# R.i.p. Jj cale



## pickn'fish (Jun 1, 2004)

Just got the sad news he died last night. A fine songwriter and great guitar and session man. Wrote the classic, Call Me The Breeze and buncha songs slowhand Clapton recorded including, After Midnight, Crazy Mama, Cocaine... He had put out new& good stuff in recent years... RIP JJ. meanwhile, "I keep on blowing down the road"...


----------



## pickn'fish (Jun 1, 2004)

Forgot to mention, his '73 album, "Naturally" is superb classic...


----------



## pickn'fish (Jun 1, 2004)

Correction, "Naturally" came out in '72. Not a bad song on it. WTH, no JJ CALE fans among 2 coolers?!?


----------



## surfspeck (Jun 7, 2006)

*Hope your. Traveling Light*

RIP


----------



## realwrangler (Jan 21, 2011)

Rip. had not heard he passed, naturally is pretty high up there on my favorite album list. He was a cool cat that left his mark for sure


----------



## corkynhouston (May 31, 2013)

*RIP JJ Cale*

Definitely an influence on a lot of people and will be missed.


----------



## Duke (Dec 27, 2007)

pickn'fish said:


> Correction, "Naturally" came out in '72. Not a bad song on it. WTH, no JJ CALE fans among 2 coolers?!?

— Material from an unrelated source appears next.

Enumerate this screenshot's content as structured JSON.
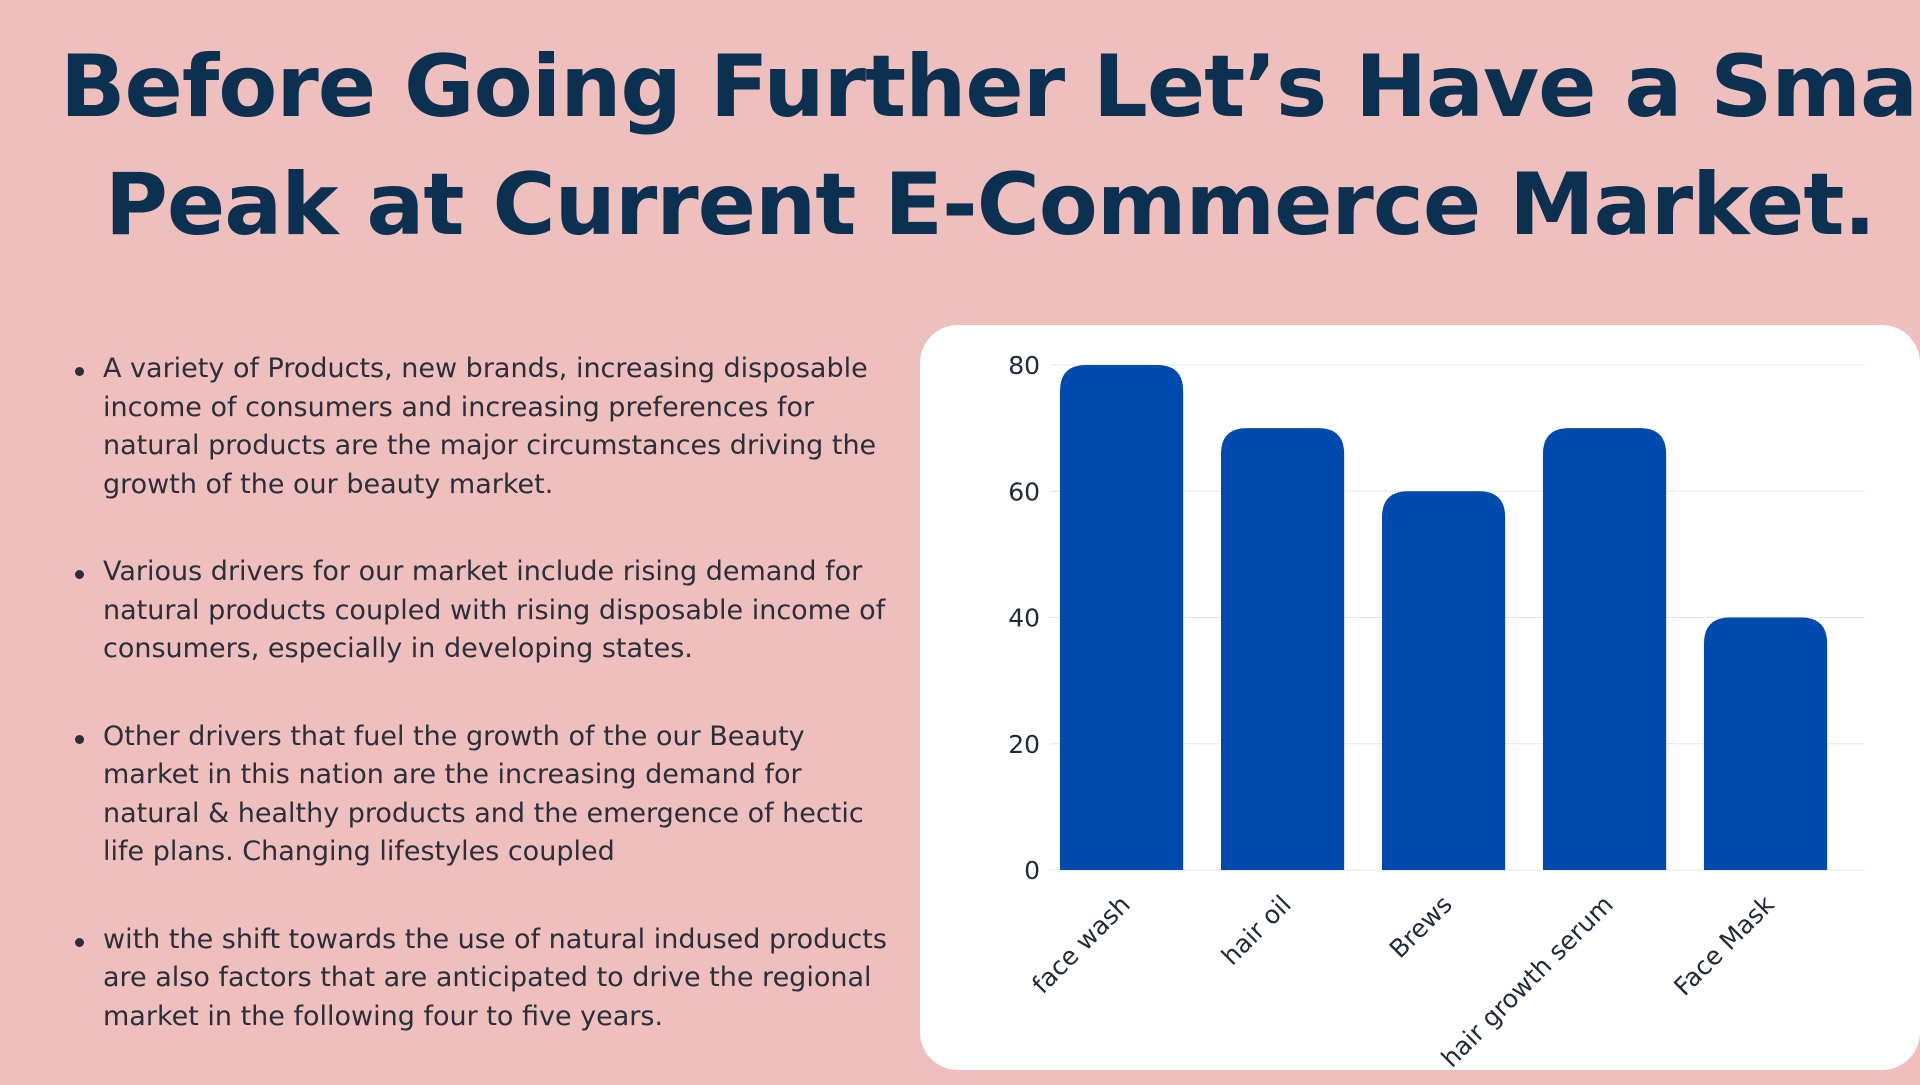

I am a big fan and posted this Saturday 5 AM on the TTMB Forum. We posted a lot of his music on weekend music thread as well. Awesome songwriter and entertainer as well. He will be missed. sad_smiles


----------



## pickn'fish (Jun 1, 2004)

Great article on another website called JJ "master of minimalism". Great description he w as very understated and tasteful. I was somewhat surprised J. Beck called him a major influence and of course Clapton said the same thing. Also, M.Knopfler cited Cale as a mentor. A funny story was when he was asked if he wanted to open for Phish, Cale replied Country Joe and the Fish? Lol. Haven't been on this forum since my post on Cale. When weather cools we should have a 2cool jam session if any are interested. Pick a spot outdoors for acoutics maybe?...


----------